Better Best Practices

Last October I was privileged to give a keynote talk at the Øredev conference in Malmö, Sweden. It was a late substitution. The original speaker, testing guru James Bach, had to cancel at the last minute for personal reasons. I felt pretty intimidated stepping into his shoes, especially since the other keynote presenters were Joel Spolsky and Andy Hunt, but I figured since no-one had heard of me I’d probably slip under the radar.

James was planning to talk about best practices, and it seems we have similar opinions about them. I would encourage you to read his wonderful blog article where he rigourously deconstructs the phrase1, and then just as eloquently picks apart the arguments of anyone who disagrees. So I thought I would do something around the same topic.

I wrote it up as an article and the kind folks at InfoQ published it, and the Øredev team has put up a video of the talk. (For some reason I can’t get it to work in firefox on ubuntu, but I’m pretty sure the guy on the left is me).

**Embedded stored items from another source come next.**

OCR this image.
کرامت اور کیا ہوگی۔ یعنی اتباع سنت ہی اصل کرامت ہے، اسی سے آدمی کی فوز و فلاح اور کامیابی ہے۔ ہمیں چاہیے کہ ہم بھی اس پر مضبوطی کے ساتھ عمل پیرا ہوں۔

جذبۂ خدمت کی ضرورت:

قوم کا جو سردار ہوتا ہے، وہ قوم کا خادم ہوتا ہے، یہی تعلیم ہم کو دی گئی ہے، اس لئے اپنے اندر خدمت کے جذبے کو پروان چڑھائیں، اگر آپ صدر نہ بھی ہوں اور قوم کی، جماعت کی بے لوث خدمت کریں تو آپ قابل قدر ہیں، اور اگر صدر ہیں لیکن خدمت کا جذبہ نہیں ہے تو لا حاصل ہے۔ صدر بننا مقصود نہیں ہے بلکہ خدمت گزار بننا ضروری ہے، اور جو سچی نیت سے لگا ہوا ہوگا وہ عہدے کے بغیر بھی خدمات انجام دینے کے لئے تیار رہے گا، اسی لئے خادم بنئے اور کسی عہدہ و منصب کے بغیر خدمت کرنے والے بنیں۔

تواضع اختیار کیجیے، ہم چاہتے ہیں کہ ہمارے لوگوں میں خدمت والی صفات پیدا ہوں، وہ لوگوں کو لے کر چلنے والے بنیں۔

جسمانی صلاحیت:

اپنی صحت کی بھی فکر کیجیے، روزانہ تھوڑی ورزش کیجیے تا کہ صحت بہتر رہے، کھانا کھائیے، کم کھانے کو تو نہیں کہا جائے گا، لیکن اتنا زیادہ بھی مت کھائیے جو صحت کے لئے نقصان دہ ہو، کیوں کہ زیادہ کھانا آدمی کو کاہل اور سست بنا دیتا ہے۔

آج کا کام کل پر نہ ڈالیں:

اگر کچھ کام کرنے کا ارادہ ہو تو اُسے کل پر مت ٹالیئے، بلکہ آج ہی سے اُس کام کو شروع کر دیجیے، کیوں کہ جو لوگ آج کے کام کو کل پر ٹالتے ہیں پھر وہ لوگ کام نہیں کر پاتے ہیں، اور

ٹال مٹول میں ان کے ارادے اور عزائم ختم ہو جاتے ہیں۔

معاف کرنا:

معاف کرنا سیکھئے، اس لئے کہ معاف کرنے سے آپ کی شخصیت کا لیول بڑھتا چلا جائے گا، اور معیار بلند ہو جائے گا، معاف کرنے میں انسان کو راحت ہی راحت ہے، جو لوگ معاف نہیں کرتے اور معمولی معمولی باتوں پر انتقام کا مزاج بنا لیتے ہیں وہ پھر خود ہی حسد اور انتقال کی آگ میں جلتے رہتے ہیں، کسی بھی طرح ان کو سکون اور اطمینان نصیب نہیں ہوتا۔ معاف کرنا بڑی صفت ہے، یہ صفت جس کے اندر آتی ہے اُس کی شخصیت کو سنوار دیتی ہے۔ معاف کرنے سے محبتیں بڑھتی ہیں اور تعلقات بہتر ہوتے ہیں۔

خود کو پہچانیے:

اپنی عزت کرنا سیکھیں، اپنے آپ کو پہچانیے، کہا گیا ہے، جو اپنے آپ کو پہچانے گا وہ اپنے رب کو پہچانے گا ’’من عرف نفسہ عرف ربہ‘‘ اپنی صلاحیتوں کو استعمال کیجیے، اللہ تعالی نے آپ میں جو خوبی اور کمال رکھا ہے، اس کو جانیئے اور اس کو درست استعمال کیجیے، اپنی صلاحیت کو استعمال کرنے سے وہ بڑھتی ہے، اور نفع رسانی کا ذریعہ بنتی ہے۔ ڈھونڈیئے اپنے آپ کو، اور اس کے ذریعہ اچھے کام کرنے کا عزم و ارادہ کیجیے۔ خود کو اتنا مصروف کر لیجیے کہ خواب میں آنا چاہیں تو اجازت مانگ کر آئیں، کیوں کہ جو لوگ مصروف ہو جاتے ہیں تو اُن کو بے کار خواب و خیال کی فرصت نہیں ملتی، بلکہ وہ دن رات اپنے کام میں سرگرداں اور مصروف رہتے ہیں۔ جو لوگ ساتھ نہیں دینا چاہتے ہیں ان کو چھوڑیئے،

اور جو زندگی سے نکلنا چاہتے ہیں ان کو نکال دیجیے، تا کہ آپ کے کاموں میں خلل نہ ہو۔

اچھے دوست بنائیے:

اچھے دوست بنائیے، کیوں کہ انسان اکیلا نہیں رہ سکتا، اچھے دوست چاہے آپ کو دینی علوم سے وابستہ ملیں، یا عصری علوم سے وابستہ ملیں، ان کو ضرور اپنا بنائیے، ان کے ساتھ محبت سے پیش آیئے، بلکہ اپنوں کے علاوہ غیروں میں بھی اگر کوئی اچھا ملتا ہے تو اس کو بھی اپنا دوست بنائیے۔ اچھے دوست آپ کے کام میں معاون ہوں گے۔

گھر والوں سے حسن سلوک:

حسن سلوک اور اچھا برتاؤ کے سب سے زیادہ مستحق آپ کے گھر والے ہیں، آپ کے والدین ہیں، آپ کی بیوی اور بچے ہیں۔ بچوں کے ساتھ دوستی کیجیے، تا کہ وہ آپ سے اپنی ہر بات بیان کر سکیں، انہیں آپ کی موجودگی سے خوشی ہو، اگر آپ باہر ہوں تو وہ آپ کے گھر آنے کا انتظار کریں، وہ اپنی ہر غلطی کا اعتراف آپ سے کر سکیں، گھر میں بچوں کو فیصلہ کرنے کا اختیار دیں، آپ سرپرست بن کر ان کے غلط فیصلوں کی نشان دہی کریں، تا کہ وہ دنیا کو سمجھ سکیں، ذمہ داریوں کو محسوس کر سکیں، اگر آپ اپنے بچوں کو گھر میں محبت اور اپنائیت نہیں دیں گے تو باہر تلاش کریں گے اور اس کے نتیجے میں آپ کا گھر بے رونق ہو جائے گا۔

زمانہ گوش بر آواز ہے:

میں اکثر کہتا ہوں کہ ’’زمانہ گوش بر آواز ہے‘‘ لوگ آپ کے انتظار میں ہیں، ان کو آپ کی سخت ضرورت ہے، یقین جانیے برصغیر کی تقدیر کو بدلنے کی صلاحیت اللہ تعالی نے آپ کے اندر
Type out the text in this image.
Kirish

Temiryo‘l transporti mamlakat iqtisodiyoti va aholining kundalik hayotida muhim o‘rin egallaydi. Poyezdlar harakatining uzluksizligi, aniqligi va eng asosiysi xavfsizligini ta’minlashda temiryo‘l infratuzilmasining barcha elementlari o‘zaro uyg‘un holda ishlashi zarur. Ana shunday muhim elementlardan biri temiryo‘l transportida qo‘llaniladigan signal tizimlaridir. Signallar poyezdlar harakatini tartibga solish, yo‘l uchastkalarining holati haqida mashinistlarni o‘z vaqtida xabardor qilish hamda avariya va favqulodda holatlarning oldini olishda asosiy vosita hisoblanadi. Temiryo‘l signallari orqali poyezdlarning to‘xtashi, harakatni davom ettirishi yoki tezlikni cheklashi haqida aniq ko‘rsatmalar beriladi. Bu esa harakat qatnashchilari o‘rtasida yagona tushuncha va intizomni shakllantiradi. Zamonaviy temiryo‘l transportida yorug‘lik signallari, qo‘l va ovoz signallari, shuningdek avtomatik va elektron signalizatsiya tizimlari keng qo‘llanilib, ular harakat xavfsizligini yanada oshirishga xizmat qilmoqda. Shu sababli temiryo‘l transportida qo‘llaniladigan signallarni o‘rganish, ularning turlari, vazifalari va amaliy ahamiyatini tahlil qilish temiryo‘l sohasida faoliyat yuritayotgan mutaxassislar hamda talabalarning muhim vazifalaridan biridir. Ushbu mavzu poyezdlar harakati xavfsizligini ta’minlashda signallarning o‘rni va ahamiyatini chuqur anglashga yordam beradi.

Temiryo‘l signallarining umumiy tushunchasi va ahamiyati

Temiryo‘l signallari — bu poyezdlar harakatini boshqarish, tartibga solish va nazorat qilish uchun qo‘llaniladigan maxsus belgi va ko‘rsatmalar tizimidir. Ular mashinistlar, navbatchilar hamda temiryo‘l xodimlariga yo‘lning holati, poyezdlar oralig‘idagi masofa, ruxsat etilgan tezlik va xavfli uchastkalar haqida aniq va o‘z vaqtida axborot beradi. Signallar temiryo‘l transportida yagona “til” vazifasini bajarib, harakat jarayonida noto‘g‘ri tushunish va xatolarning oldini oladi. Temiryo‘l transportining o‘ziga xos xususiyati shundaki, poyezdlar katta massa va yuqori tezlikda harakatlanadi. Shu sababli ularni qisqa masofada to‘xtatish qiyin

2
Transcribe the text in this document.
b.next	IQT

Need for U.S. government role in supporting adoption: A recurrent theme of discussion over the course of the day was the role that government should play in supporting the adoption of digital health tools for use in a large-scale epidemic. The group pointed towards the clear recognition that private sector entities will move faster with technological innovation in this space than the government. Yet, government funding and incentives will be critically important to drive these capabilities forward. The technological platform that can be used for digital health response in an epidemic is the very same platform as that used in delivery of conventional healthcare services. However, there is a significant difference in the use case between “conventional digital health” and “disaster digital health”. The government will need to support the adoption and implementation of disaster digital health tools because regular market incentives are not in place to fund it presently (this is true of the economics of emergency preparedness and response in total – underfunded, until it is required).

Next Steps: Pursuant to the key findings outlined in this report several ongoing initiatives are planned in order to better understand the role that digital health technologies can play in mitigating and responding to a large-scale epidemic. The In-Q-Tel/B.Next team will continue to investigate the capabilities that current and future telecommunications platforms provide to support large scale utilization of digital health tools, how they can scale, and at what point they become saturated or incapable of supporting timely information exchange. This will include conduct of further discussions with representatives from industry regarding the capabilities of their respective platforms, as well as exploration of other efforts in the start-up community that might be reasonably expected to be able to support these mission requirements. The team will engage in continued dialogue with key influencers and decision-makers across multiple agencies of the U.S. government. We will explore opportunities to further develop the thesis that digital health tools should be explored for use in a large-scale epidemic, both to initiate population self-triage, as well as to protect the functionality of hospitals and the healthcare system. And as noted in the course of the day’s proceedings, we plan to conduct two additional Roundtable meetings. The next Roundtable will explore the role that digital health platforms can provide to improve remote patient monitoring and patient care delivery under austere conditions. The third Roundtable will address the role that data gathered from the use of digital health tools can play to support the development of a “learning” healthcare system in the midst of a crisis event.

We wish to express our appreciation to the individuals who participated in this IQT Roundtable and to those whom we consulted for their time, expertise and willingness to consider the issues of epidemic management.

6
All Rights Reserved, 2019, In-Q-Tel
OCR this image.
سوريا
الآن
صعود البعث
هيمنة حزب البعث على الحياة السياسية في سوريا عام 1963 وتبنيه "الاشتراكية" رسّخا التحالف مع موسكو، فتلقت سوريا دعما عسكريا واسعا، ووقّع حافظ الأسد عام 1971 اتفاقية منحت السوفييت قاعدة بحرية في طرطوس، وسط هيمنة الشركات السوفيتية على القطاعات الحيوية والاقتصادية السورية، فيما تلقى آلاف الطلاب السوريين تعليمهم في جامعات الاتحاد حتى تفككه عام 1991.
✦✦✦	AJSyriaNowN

1. I didn’t realise until long after Øredev that he was the author of that article. It made me very happy when I found out.


  1. […] Better Best Practices- Dan North’s article is definitely worth reading. […]

  2. The term is less offensive with the actual meaning: “the practices done by the best”. With this, it’s clear that what it means is to take the techniques used by the most effective people and companies out there, and use them.

    Done correctly, it’s the reason why (for example) Lean gives so much credit to Toyota. Done badly, it’s why Dilbert’s PHB wanted to introduce karaoke.

  3. Great article, wish I had been there for the talk. Benner’s book’s proving particularly good as well! Thank you for that!

  4. This article was a real eye opener for me, thanks for that Dan!